ATLANTA – Americans on the East Coast rushed to stock up on plywood, plastic and other building materials Monday as Hurricane Isabel (search) swirled toward the eastern United States.
Home-goods chains, including Wal-Mart Stores Inc. (WMT) and Home Depot Inc. (HD), reported strong sales of wood, generators and food from the Carolinas to Maine as wary consumers braced for one of the Atlantic's most powerful hurricanes in recent memory.
"We're seeing some pretty good spikes" in sales of batteries, flashlights, generators, plywood, bottled water, plastic sheeting and duct tape, with "a very large run in North Carolina," said Paula Erickson, a spokeswoman for building materials seller Ace Hardware.
Isabel weakened slightly Monday to winds of 140 mph and slowed its forward speed on a path that could cause it to hit land around Cape Hatteras, North Carolina, Thursday.
The storm threatens to affect some of the most heavily populated areas of the eastern United States, including Richmond, Virginia, Washington, Philadelphia and parts of New Jersey.
Home Depot, the largest U.S. retailer of lumber, said it started shipping wood to its stores along the East Coast more than a week-and-a-half ago to prepare for an increase in demand as hurricane-wary homeowners board up their windows and doors.
"We've been following the storm all the way north and loading our stores up with plywood," said Ron Jarvis, vice president for lumber at Atlanta-based Home Depot. Over the past two days, the retailer sent "probably 100 trucks into coastal North and South Carolina and today started shipping into the Virginia Beach, Chesapeake and New Jersey markets," he said.
To aid consumers, Jarvis said Home Depot last week froze lumber prices at its stores along the eastern seaboard.

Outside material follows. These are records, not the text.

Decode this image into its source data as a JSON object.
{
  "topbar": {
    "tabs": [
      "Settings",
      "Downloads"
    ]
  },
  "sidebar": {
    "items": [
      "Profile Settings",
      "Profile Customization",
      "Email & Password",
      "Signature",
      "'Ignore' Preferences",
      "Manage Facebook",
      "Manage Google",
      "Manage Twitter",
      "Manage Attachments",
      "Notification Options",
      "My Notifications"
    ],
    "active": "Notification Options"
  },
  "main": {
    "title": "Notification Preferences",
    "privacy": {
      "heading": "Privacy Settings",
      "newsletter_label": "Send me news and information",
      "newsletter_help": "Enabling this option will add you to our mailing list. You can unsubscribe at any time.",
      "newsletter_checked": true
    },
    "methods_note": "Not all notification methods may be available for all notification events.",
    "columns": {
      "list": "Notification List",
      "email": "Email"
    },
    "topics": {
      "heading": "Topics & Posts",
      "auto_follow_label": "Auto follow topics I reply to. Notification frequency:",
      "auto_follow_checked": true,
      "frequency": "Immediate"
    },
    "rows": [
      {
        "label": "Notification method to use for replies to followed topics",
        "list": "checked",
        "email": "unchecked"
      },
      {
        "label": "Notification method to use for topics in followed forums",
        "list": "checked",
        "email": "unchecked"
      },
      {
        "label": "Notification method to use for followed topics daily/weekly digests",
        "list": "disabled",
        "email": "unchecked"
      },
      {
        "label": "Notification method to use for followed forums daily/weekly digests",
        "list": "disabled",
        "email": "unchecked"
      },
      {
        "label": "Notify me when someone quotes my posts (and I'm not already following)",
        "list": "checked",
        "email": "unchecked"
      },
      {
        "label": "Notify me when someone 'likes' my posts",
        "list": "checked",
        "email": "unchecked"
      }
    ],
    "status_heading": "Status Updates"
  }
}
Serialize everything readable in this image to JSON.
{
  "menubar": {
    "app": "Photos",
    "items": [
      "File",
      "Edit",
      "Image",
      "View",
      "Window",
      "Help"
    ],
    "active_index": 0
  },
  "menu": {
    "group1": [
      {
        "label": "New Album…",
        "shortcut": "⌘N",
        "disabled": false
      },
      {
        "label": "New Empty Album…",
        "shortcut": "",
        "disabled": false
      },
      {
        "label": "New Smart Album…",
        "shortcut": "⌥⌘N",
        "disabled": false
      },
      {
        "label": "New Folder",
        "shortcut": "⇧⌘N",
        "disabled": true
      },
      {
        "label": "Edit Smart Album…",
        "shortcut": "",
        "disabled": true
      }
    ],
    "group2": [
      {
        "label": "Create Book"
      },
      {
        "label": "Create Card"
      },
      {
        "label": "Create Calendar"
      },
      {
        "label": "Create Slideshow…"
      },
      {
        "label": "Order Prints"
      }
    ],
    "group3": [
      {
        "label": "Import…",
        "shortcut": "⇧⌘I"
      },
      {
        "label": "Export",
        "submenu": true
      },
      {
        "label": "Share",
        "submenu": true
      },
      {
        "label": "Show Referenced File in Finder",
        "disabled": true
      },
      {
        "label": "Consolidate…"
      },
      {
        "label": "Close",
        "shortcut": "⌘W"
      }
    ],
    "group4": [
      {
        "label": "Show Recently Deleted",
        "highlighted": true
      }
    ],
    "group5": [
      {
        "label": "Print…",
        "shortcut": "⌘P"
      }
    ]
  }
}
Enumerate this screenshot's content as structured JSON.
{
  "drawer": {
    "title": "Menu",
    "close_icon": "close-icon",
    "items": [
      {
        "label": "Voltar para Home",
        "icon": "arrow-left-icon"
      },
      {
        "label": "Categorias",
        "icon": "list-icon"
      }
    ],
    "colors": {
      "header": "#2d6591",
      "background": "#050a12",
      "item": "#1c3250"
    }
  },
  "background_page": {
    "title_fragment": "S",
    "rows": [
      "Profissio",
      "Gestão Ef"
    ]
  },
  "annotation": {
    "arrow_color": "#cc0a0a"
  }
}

He said plywood prices have risen since April due to supply and demand issues, and that Home Depot's wood costs were now up "over 100 percent."
Lowe's Cos. (LOW) has also frozen its lumber prices in coastal areas from Florida to Maine so that consumers in the path of Hurricane Isabel will not be burdened with price increases.
"We have so far been able to get plenty of plywood for our customers and we are continuing to source additional products," said Lowe's spokeswoman Chris Ahearn.
Grocery stores along North Carolina's coast said shoppers were picking up canned meat, candles, charcoal, juice and other nonperishable food items.
"People have a wait-and-see attitude because they know there's another day" to shop before Isabel approaches land, said John Sorensen, store manager at a Piggly Wiggly grocery store in Riegelwood, North Carolina, which is about 20 miles from the coastal city of Wilmington.
"We'll be swamped all night tonight and all day tomorrow," Sorenson said.